Емельян подвел Тихона и сказал:
– Изволь крестить, Матушка! Новенький…
Тихон стал на колени и поднял на нее глаза: она была смугла, уже не молода, лет под сорок, с тонкими морщинками около темных, словно углем подведенных век, с густыми, почти сросшимися, черными бровями, с черным пушком над верхней губой – «точно цыганка, аль черкешенка», подумал он. Но когда она глянула на него своими большими тускло-черными глазами, он вдруг понял, как она хороша.
Трижды перекрестила его Матушка свечою, почти касаясь пламенем лба, груди и плеч.
– Во имя Отца, и Сына, и Духа Святого, крещается раб Божий Тихон Духом Святым и огнем!
Потом легким и быстрым, видимо, давно привычным движением, распахнула на себе платье, и он увидел все ее прекрасное, юное, как у семнадцатилетней девушки, золотисто-смуглое, точно из слоновой кости точеное, тело.
Ретивой подталкивал его сзади и шептал ему на ухо:
– Целуй во чрево пресвятое, да в сосцы пречистые!
Тихон потупил глаза в смущеньи.
– Не бойся, дитятко! – проговорила Акулина с такою ласкою, что ему почудилось, будто бы слышит он голос матери, и сестры, и возлюбленной вместе.
И вспомнилось, как в дремучем лесу у Круглого озера, целовал он землю и глядел на небо, и чувствовал, что земля и небо – одно, и плакал, и молился:
С благоговением, как образ, поцеловал он трижды это прекрасное тело. На него повеяло страшным запахом; лукавая усмешка промелькнула на губах ее – и от этого запаха и от этой усмешки ему стало жутко.
Но платье запахнулось – и опять сидела она перед ним, величавая, строгая, святая – икона среди икон.

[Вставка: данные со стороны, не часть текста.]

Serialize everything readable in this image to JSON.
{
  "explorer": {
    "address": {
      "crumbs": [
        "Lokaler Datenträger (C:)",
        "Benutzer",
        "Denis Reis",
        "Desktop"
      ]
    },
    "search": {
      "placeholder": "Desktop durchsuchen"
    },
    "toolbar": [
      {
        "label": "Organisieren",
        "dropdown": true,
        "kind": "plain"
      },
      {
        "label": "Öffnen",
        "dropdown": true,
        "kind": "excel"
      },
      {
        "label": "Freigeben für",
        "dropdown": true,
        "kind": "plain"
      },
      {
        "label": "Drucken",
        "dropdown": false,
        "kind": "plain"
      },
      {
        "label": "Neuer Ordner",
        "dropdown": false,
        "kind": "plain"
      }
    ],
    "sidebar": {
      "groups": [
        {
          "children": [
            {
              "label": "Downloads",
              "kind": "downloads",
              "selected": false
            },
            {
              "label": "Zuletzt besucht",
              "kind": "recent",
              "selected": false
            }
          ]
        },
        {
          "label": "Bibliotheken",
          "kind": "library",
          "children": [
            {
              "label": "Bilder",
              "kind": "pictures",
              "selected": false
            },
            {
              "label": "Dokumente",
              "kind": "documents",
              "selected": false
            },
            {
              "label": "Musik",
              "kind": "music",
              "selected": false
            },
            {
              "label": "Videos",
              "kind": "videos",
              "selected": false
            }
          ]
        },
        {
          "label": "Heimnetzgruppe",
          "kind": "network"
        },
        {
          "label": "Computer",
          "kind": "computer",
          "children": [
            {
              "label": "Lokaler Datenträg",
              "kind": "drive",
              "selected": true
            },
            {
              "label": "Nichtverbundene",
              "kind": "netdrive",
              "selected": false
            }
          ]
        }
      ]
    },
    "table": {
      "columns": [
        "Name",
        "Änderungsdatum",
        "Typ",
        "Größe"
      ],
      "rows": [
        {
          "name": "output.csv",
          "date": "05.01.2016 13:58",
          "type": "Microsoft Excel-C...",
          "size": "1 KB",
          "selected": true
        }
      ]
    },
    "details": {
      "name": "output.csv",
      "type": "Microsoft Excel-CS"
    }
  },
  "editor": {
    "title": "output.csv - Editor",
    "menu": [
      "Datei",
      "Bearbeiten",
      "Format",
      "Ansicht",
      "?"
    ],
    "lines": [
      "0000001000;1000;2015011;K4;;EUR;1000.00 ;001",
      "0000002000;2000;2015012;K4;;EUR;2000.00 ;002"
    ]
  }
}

Когда Тихон с Емельяном вернулись на прежнее место, все запели хором, по-церковному, уныло и протяжно:
Умолкли на минуту; потом начали снова, но уже другим, веселым, быстрым, словно плясовым, напевом, притопывая ногами, прихлопывая в ладоши – и у всех глаза стали пьяные.
Вдруг вскочил с лавки старик благообразного постного вида, каких пишут на иконах св. Сергия Радонежского, выбежал на середину горницы и начал кружиться.
Потом девушка, лет четырнадцати, почти ребенок, но уже беременная, тоненькая как тростинка, с шеей длинной, как стебель цветка, тоже вскочила и пошла кругом, плавно, как лебедь.
– Марьюшка-дурочка, – указал на нее Емельян Тихону, – немая, говорить не умеет, только мычит, а как Дух накатит, поет что твой соловушко!
Девушка пела детским, как серебро звенящим голосом:
И махала рукавами рубахи, как белыми крыльями.